熏香凝滞在十二道冕旒之间,明帝搭在龙椅上的手背暴起青筋。
秦飞并不愿坐以待毙,他猛地转头,腰间玉佩撞在蟠龙柱上发出脆响。
只见他咬着牙说道:“顾大学士,麻烦你再看清楚一点!\"
说话间,他劈手夺过顾方文手中的诗集,质疑道:“这书信上的笔迹,弯钩与我诗集上的显然存在差异,你居然说是本殿下亲笔?你到底是何居心?\"
“六殿下。”顾方文拿起其中一封书信,对着光殿外的光线,接着道:“鉴定笔迹,可不只是检验单一字体,而且我们查验的也不仅仅是笔锋!
就拿这个‘戍’字来说,殿下收笔时,都会下意识的提顿,羊毫尖在宣纸上洇开细微的毛刺,与这沓书信上的许多字都如出一辙。
当然,除了这个‘戍’字之外,还有许多,殿下若想听,老臣可以逐一说出来!”
听到这话,秦飞踉跄后退,一屁股跌坐在了地上。
终究是,没能混过去。
到这时,明帝哪里还看不出事情的真相,只见他猛地一拍龙案,怒不可遏的咆哮道:“秦飞,你这个孽障,身为皇子,居然私通外敌,还在书信上言大逆不道之事,朕怎就生了你这么一个孽畜!”
“哈哈哈哈!”
秦飞突然大笑了起来!
尖锐刺耳的嘲笑声,响彻整座金銮殿。
朝臣们见状,顿时一阵面面相觑。
明帝怒斥道:“逆子,你笑什么?”
“父皇,你明明什么都知道,现在却问我为何私通外敌,这难道不可笑吗?”
秦飞站起身,接着说道:“还有,你虽然让我领兵,但却在我身边安插两名副手,每次我有什么军事上的决定,都必须让他们一致点头才能通过,说到底,你根本就不信任我!
还有,从小你就教导我们,想要的东西,就拼尽全力去争,我想要皇位,但你又不立我为太子,我能怎么办?
就只能私通外敌拼死相争了啊!这些都是你教我的,父皇你怎么忘了?”
秦飞说完,又状若癫狂的大笑了起来。
明帝气得暴跳如雷,怒斥道:“混账!朕何时让你私通外敌?死到临头居然还不知悔改,来人!”
“在!”
“逆子秦飞大逆不道,私通外敌意图造反,摘去其皇子桂冠,打入天牢,待三司会审坐实证据之后布告天下,依律严惩!”
“遵旨!”
几名侍卫上前,将秦飞给拖了下去。
“哈哈哈,杀了我吧,我倒要看看你还有几个儿子可以杀,大炎完了,大炎朝完了,哈哈哈哈……”
秦飞癫狂的笑声,从大殿外传来。
明帝气得抓起龙案上的砚台,狠狠砸在了地板上。
咔嚓!
砚台瞬间支离破碎。
朝臣们吓得噤若寒蝉,大气都不敢喘一下。
“散朝!”
明帝一挥手,气冲冲的转身离开了。
朝臣们躬身一礼,便各自散去。
宫门外。
秦云叫住了余向前。
后者拱手一礼,问道:“煊王殿下有何吩咐?”
秦云板着脸,一脸不悦的问道:“你手里有秦飞私通外敌的证据,为何不事先跟本王打声招呼?”

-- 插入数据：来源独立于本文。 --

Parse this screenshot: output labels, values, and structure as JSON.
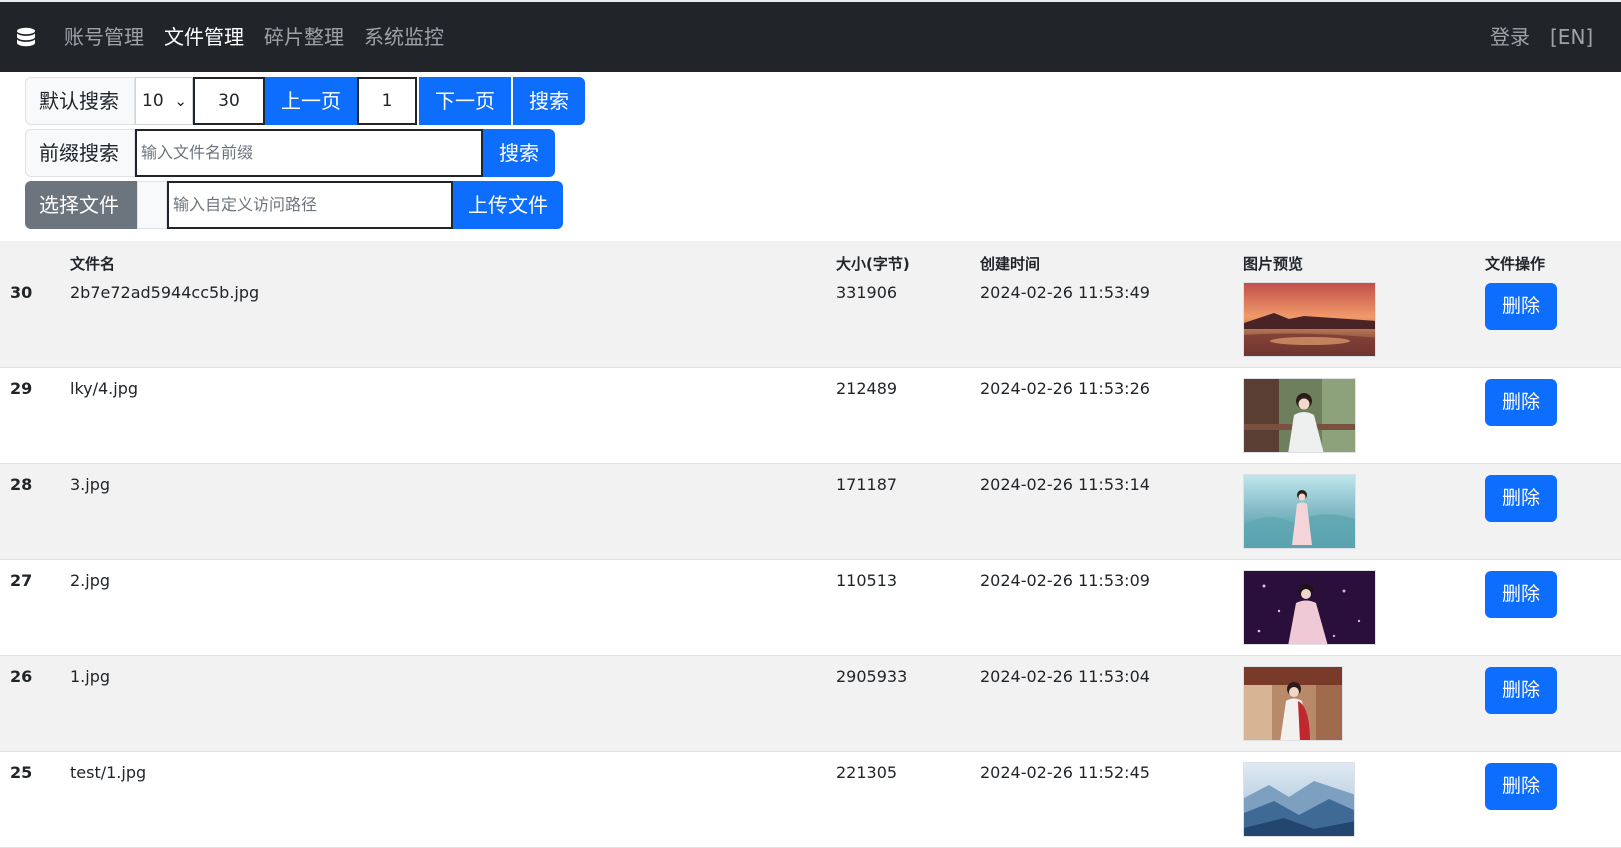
{
  "nav": {
    "items": [
      {
        "label": "账号管理",
        "active": false
      },
      {
        "label": "文件管理",
        "active": true
      },
      {
        "label": "碎片整理",
        "active": false
      },
      {
        "label": "系统监控",
        "active": false
      }
    ],
    "login_label": "登录",
    "lang_label": "[EN]"
  },
  "default_search": {
    "label": "默认搜索",
    "page_size": "10",
    "start_value": "30",
    "prev_label": "上一页",
    "page_value": "1",
    "next_label": "下一页",
    "search_label": "搜索"
  },
  "prefix_search": {
    "label": "前缀搜索",
    "placeholder": "输入文件名前缀",
    "search_label": "搜索"
  },
  "upload": {
    "choose_label": "选择文件",
    "path_placeholder": "输入自定义访问路径",
    "upload_label": "上传文件"
  },
  "table": {
    "headers": {
      "name": "文件名",
      "size": "大小(字节)",
      "time": "创建时间",
      "preview": "图片预览",
      "action": "文件操作"
    },
    "rows": [
      {
        "id": "30",
        "name": "2b7e72ad5944cc5b.jpg",
        "size": "331906",
        "time": "2024-02-26 11:53:49",
        "delete_label": "删除",
        "preview": "sunset-beach-image"
      },
      {
        "id": "29",
        "name": "lky/4.jpg",
        "size": "212489",
        "time": "2024-02-26 11:53:26",
        "delete_label": "删除",
        "preview": "woman-in-white-dress-image"
      },
      {
        "id": "28",
        "name": "3.jpg",
        "size": "171187",
        "time": "2024-02-26 11:53:14",
        "delete_label": "删除",
        "preview": "singer-misty-stage-image"
      },
      {
        "id": "27",
        "name": "2.jpg",
        "size": "110513",
        "time": "2024-02-26 11:53:09",
        "delete_label": "删除",
        "preview": "singer-purple-stage-image"
      },
      {
        "id": "26",
        "name": "1.jpg",
        "size": "2905933",
        "time": "2024-02-26 11:53:04",
        "delete_label": "删除",
        "preview": "woman-red-shawl-image"
      },
      {
        "id": "25",
        "name": "test/1.jpg",
        "size": "221305",
        "time": "2024-02-26 11:52:45",
        "delete_label": "删除",
        "preview": "mountain-valley-image"
      }
    ]
  },
  "colors": {
    "navbar": "#212529",
    "primary": "#0d6efd",
    "secondary": "#6c757d",
    "stripe": "#f2f2f2"
  }
}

“殿下,下官也是今日一早才拿到这些信函的,在大殿之时,也一直犹豫着要不要拿出来,所以没有时间与殿下商榷,还望殿下恕罪。”
“你……”
秦云愤怒的一甩袍袖,双手负背,问道:“方才那名西域使臣,无缘无故的为何会把如此重要的信函交给你?”
“这个下官就不清楚了。”
“你不清楚?余向前,你是不是有什么瞒着本王?”
余向前摆了摆手,道:“煊王殿下,下官所言句句属实,并无半点隐瞒。”
虽然余向前一脸淡定从容,但秦云总感觉,对方没有说实话。
他冷哼一声,道:“刚才你鲁莽了,如此重要的证据,应该先交给本王的,而不是直接呈递给父皇!”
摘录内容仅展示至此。